Sont en fait visés les administrateurs généraux des Finances Publiques, dont les salaires atteignent des niveaux élevés et difficilement justifiables.
Chiffres en main, la Cour des Comptes note que sur l’ensemble du personnel de l’État qui perçoit plus de 150 000 euros annuels, environ 43% sont des administrateurs généraux des Finances Publiques.
Elle juge difficile à justifier le niveau élevé de la rémunération de ces derniers, et souligne que cela pose des problèmes d’équité et de cohérence avec celui du reste de l’administration.
Gérald Darmanin, lui, justifie les rémunérations himalayesques de ces premiers de cordée par les charges qui leurs sont confiées, mais assure cependant que les écarts sont en cours de réduction. Quant aux indemnités versées sans bases légales et bien ....bah... pourquoi ne pas légiférer pour qu’elles le deviennent ?!

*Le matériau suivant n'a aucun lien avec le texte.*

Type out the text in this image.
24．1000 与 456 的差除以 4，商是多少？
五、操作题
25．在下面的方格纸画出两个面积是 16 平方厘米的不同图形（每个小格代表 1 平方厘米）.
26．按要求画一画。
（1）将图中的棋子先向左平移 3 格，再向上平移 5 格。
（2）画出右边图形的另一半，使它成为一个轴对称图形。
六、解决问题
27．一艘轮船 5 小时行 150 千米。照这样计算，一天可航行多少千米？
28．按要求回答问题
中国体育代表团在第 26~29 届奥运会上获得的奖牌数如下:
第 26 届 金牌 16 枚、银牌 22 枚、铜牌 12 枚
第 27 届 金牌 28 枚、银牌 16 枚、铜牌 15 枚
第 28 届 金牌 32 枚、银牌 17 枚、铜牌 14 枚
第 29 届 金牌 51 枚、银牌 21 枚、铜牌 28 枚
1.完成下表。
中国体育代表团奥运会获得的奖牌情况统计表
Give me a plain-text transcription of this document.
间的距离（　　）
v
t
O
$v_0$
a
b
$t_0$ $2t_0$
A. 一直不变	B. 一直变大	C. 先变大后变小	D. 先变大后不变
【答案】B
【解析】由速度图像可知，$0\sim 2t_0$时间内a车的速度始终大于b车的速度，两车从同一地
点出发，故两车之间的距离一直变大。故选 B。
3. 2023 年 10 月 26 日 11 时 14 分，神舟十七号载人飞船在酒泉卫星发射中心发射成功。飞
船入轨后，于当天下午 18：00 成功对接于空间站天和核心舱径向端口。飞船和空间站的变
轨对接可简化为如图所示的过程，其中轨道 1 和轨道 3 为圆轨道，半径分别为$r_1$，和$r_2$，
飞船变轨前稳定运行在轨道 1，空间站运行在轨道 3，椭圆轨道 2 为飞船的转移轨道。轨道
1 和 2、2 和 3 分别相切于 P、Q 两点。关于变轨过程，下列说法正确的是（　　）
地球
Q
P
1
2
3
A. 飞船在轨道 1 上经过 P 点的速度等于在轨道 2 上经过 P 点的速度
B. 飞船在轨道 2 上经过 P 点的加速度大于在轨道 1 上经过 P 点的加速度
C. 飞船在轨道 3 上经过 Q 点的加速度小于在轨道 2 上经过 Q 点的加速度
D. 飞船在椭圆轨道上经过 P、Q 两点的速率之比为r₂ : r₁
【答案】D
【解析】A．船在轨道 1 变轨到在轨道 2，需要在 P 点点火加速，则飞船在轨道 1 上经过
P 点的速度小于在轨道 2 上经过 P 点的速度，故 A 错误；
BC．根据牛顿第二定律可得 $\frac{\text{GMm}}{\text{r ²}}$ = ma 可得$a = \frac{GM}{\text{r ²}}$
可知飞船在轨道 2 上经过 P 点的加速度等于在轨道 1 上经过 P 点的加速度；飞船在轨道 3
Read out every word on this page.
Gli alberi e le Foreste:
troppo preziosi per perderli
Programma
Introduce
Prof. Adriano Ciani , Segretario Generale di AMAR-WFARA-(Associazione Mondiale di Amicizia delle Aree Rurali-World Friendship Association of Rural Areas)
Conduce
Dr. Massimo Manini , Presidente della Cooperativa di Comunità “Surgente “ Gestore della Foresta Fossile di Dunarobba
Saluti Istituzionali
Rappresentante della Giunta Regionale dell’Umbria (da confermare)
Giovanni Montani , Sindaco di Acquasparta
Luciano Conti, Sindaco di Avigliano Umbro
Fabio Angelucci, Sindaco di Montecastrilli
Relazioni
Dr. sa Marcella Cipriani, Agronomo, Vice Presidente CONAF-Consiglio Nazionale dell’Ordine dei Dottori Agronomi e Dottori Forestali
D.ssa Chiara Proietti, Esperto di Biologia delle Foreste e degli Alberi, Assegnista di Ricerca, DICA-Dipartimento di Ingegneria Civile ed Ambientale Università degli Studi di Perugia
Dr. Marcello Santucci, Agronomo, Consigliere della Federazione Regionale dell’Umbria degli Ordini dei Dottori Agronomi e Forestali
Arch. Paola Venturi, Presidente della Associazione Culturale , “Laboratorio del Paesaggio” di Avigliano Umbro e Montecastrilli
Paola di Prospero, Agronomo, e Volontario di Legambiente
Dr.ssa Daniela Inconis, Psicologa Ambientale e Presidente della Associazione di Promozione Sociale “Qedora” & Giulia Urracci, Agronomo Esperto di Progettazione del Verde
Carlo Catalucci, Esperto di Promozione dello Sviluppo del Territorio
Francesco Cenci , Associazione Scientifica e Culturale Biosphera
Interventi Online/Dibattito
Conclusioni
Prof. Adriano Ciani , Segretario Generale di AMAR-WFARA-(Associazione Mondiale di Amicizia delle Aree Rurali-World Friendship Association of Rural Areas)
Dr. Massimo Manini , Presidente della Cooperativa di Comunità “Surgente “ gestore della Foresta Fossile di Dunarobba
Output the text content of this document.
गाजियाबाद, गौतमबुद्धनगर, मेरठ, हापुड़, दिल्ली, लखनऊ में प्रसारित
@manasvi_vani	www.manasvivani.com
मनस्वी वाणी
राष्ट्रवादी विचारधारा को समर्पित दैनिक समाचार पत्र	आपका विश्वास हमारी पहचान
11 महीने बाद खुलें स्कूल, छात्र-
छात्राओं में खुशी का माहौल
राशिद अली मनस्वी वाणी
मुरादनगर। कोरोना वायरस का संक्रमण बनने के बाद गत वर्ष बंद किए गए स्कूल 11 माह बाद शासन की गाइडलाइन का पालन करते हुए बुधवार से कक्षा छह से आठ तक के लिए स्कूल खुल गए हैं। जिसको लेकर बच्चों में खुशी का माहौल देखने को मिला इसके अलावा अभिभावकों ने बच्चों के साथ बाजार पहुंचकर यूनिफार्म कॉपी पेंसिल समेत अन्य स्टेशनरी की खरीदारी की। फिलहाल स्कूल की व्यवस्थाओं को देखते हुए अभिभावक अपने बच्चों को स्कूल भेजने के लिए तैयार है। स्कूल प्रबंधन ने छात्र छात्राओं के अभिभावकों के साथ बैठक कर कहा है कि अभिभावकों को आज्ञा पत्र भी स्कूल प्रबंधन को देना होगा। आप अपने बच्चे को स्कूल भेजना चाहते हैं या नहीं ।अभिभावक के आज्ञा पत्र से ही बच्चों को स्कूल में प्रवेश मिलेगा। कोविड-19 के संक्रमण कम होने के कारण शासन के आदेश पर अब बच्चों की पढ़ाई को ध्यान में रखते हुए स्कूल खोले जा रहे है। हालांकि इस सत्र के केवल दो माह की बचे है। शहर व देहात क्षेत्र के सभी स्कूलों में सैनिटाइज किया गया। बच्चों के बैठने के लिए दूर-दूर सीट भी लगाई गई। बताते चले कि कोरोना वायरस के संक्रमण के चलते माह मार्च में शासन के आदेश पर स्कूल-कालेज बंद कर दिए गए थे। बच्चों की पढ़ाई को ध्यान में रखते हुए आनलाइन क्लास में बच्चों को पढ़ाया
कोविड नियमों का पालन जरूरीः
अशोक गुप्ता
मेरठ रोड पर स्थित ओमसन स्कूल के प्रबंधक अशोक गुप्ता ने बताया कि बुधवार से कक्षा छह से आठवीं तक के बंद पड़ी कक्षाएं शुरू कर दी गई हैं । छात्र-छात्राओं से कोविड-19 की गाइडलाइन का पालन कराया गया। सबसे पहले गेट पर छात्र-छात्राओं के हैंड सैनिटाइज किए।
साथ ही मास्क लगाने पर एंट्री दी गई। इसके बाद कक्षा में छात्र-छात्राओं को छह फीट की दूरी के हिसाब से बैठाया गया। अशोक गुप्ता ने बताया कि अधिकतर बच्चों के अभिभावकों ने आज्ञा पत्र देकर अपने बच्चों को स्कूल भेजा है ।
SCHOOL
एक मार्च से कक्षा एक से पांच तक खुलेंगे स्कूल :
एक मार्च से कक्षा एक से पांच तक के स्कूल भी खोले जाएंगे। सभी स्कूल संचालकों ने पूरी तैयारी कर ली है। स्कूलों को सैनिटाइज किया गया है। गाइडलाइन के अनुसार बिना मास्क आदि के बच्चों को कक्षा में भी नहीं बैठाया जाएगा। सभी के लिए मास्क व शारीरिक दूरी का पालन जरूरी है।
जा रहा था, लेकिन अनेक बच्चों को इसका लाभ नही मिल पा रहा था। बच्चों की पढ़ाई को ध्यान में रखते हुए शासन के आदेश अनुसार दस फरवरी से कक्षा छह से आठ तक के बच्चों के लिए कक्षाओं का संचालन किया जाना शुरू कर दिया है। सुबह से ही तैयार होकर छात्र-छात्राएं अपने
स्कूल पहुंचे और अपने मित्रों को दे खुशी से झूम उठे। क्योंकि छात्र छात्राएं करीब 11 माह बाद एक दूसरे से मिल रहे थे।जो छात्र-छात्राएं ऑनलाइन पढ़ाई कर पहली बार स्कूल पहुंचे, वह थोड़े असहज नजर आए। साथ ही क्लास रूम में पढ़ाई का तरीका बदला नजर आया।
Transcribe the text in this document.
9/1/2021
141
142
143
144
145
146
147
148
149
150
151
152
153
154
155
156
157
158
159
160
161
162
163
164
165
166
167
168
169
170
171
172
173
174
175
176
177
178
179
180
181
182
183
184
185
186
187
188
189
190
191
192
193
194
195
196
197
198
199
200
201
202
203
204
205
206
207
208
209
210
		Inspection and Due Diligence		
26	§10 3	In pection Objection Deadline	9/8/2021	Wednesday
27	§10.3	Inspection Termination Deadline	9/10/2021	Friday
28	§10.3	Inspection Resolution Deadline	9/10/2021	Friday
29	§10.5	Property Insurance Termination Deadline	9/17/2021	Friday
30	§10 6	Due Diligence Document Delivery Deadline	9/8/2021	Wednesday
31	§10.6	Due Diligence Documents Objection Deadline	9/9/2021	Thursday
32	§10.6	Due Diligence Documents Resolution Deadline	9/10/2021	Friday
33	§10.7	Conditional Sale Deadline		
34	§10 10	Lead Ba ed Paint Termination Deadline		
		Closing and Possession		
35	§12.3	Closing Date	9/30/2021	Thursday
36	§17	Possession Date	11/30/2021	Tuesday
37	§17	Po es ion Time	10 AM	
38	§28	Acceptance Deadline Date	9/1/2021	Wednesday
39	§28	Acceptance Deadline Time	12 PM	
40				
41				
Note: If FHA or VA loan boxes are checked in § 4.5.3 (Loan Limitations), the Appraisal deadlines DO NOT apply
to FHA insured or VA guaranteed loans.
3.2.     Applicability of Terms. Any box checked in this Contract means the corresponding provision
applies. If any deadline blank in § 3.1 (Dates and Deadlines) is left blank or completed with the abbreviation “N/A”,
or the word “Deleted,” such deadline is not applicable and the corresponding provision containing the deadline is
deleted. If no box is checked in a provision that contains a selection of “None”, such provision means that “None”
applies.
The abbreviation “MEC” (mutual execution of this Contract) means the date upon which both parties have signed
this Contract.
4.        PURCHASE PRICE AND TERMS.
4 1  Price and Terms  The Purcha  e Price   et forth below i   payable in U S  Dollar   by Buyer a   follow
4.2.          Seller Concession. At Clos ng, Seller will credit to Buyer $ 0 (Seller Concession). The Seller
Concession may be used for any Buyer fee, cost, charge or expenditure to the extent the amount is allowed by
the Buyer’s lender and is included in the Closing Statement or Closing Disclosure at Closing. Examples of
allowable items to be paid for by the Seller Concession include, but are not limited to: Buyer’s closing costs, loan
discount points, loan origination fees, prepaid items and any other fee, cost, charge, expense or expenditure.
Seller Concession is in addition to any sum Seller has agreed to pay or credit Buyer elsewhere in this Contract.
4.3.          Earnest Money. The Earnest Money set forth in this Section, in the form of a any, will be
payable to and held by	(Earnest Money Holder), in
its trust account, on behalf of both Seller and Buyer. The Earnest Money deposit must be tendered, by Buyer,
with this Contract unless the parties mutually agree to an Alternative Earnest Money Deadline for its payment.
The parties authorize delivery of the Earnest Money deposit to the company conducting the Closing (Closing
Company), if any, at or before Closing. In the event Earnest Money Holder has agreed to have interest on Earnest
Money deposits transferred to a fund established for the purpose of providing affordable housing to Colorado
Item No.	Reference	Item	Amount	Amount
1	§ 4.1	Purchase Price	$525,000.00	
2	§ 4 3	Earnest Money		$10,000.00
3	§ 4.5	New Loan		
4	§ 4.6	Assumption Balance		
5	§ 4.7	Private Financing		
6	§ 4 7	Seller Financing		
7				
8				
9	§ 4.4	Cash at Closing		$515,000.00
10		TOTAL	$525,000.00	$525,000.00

Difficile tout de même à entendre pour les collègues du réseau, de plus en plus en difficultés (voire pour certains en situation de burn-out), suite aux restructurations et multiples suppressions de personnel que ces mêmes administrateurs nous présentent comme inévitables au prétexte des économies budgétaires ! Pour eux au menu c’est indice sempiternellement gelé, une augmentation de la CSG à peine compensée et le rétablissement du jour de carence.
Article publié le 22 décembre 2017.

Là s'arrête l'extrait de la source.